Until Carmelo Anthony stole the scoring lead from Durant on April 7, K.D. was poised to become the first player in NBA history to ever lead the league in scoring while posting 50/40/90 shooting percentages. That first-ever claim could have given voters a semi-reasonable case to place Durant ahead of James on their MVP ballots.
Instead, Durant's list of second-place finishes only grew longer this season. He finished second to Anthony in per-game scoring and finished second to James in both win shares (18.9) and PER (28.3).
Durant deserves recognition from MVP voters for what he did this season. After losing a vital cog (James Harden) to a trade only days before the start of the season, Durant expanded his offensive repertoire and helped guide the Oklahoma City Thunder to the best record in the Western Conference.
Unfortunately, James' majestic play since February overshadows what Durant accomplished. He's the favorite to finish as the MVP runner-up, and could even steal a first-place vote or two, but he's not going to surpass LeBron.
Odds of winning MVP: 1.5 percent
Last week's ranking: 1
For the first three months of the 2012-13 season, the MVP race was shaping up to be a closely-contested, neck-and-neck battle between LeBron James and Kevin Durant.
Then, February happened. LeBron became the first player in NBA history to score at least 30 points in six straight games while shooting 60 percent from the field or better, which helped ignite the second-longest winning streak (27 games) in league history.
Just like that, the suspense in the MVP race was over. James' dominance in February—a month where he posted per-game averages of 29.7 points, 7.8 assists and 7.5 rebounds while shooting 64.1 percent overall—effectively ended the debate as to who would be named MVP this season.
At this point, the only question is whether James becomes the first player in NBA history to win the MVP award unanimously. Will all 123 voters recognize his dominance over the field, or will one or two decide to be contrarian with their vote for the sake of being contrarian?
James should be at the top of every MVP voter's ballot. There's no argument against him. No player in NBA history had ever posted season averages of at least 26 points, eight rebounds and seven assists per game while shooting at least 55 percent from the field until James did this year.
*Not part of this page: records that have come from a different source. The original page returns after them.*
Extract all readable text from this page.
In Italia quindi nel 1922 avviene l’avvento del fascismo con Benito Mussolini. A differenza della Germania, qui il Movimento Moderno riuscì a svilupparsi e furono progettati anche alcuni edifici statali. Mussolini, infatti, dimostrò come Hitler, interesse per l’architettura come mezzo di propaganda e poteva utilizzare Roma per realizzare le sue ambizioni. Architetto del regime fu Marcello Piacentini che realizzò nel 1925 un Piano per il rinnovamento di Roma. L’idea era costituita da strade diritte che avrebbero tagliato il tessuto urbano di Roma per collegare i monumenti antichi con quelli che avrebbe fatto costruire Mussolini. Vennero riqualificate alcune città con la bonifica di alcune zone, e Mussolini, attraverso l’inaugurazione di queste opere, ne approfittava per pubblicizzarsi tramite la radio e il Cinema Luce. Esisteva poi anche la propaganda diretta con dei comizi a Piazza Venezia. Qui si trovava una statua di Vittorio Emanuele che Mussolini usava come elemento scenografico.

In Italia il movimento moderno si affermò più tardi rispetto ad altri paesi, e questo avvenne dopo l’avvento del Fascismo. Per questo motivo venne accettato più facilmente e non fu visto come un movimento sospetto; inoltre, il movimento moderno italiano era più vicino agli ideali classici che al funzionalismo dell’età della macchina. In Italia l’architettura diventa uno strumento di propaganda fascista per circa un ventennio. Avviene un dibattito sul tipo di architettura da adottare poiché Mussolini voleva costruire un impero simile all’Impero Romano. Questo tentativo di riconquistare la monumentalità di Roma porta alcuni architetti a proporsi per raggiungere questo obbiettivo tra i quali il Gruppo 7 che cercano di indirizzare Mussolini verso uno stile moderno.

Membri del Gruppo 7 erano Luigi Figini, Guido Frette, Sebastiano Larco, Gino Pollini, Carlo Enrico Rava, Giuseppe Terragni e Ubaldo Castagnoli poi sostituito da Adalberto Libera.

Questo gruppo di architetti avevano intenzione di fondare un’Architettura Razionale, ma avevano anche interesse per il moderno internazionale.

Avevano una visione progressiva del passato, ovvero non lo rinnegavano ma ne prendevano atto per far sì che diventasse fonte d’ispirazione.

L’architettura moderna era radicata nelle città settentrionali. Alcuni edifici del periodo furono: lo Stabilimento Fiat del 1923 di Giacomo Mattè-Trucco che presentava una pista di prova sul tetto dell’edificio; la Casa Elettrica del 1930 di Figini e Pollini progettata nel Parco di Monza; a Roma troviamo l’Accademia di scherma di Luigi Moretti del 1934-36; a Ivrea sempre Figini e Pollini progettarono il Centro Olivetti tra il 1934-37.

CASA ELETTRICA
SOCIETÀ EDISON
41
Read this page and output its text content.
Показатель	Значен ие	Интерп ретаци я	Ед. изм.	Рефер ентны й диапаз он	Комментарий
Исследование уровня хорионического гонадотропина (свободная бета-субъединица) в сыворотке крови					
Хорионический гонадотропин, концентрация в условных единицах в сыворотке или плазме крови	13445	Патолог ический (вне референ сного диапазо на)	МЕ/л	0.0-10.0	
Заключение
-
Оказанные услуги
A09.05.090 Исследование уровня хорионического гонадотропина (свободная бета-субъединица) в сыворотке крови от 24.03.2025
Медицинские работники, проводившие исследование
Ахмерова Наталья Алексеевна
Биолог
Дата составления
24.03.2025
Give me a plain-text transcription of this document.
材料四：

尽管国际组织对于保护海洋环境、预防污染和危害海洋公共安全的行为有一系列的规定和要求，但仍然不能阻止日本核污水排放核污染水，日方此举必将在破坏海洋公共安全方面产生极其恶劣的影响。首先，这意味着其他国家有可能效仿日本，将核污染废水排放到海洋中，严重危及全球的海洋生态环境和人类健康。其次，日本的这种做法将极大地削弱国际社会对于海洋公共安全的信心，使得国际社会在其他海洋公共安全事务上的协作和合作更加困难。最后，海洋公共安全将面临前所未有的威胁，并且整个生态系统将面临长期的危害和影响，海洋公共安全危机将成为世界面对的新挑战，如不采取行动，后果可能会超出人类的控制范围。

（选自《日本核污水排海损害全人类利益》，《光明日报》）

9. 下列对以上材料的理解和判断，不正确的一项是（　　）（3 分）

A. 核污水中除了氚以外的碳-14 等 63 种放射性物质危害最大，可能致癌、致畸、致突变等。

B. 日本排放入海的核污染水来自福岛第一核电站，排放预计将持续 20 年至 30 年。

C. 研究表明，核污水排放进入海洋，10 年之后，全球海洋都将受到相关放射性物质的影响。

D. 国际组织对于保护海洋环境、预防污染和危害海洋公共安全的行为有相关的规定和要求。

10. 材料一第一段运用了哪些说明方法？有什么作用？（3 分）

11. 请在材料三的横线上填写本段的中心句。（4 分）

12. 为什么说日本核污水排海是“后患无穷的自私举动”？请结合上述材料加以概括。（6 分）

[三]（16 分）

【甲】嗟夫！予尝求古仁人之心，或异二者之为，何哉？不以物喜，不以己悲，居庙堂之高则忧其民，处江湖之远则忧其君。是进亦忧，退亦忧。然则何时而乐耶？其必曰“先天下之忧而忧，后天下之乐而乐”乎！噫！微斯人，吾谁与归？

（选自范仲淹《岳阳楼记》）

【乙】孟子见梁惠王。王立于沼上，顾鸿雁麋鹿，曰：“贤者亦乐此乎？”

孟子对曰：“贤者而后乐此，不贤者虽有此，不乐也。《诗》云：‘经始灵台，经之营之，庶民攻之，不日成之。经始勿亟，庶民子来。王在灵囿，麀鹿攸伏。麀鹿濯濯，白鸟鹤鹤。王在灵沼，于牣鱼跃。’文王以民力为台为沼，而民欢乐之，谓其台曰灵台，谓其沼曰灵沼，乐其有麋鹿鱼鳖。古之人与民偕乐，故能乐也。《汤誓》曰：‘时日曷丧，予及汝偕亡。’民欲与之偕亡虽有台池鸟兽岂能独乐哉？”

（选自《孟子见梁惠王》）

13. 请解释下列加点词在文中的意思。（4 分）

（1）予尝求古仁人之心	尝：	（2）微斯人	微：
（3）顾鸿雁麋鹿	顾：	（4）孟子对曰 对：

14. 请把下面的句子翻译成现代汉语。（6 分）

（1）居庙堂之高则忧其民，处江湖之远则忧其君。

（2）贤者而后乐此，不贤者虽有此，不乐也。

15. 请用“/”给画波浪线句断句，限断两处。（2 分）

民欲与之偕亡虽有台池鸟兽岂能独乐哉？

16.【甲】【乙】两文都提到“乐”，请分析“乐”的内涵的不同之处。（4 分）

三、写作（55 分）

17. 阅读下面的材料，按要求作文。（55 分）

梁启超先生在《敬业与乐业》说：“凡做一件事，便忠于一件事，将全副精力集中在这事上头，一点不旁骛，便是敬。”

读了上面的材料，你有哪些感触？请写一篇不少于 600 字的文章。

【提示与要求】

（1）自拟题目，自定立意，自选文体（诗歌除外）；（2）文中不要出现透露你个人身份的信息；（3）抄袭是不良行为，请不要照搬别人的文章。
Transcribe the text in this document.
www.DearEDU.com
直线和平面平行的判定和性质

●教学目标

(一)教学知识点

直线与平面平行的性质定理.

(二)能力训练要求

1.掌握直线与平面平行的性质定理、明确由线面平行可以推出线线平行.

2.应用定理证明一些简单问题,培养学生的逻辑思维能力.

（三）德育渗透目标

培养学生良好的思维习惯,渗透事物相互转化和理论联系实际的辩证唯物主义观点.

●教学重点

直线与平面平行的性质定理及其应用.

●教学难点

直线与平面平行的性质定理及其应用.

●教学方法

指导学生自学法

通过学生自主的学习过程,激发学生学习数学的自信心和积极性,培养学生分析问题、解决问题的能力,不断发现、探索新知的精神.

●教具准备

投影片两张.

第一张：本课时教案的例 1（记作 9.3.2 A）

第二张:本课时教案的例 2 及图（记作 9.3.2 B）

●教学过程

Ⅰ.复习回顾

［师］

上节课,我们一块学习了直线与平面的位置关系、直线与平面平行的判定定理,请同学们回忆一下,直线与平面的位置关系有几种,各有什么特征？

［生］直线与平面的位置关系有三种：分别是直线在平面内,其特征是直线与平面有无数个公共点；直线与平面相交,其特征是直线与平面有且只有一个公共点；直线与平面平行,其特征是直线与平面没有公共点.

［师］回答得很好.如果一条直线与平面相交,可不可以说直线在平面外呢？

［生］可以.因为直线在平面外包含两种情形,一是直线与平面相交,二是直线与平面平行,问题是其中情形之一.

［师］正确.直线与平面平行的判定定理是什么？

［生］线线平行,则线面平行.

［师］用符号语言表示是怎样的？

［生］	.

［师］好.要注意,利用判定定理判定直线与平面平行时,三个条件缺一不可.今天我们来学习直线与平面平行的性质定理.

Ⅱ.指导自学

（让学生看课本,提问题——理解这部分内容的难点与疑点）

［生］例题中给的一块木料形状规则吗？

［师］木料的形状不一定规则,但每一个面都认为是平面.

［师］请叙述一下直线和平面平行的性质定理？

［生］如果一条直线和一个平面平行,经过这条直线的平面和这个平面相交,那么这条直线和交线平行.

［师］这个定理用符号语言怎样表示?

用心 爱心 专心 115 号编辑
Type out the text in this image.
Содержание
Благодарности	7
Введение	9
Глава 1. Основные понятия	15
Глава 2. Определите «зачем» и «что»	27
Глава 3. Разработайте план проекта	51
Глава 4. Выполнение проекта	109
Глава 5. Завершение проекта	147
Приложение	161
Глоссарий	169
He led the Miami Heat to the best record in the league, posted the most efficient shooting season of his career and has been so exceptional defensively that he has an outside shot at being named the Defensive Player of the Year.
No player posted a more complete, dominant season in 2012-13 than LeBron James. Whoever leaves him off the top of their 2013 MVP ballot clearly missed out on one of the greatest single-season performances in NBA history.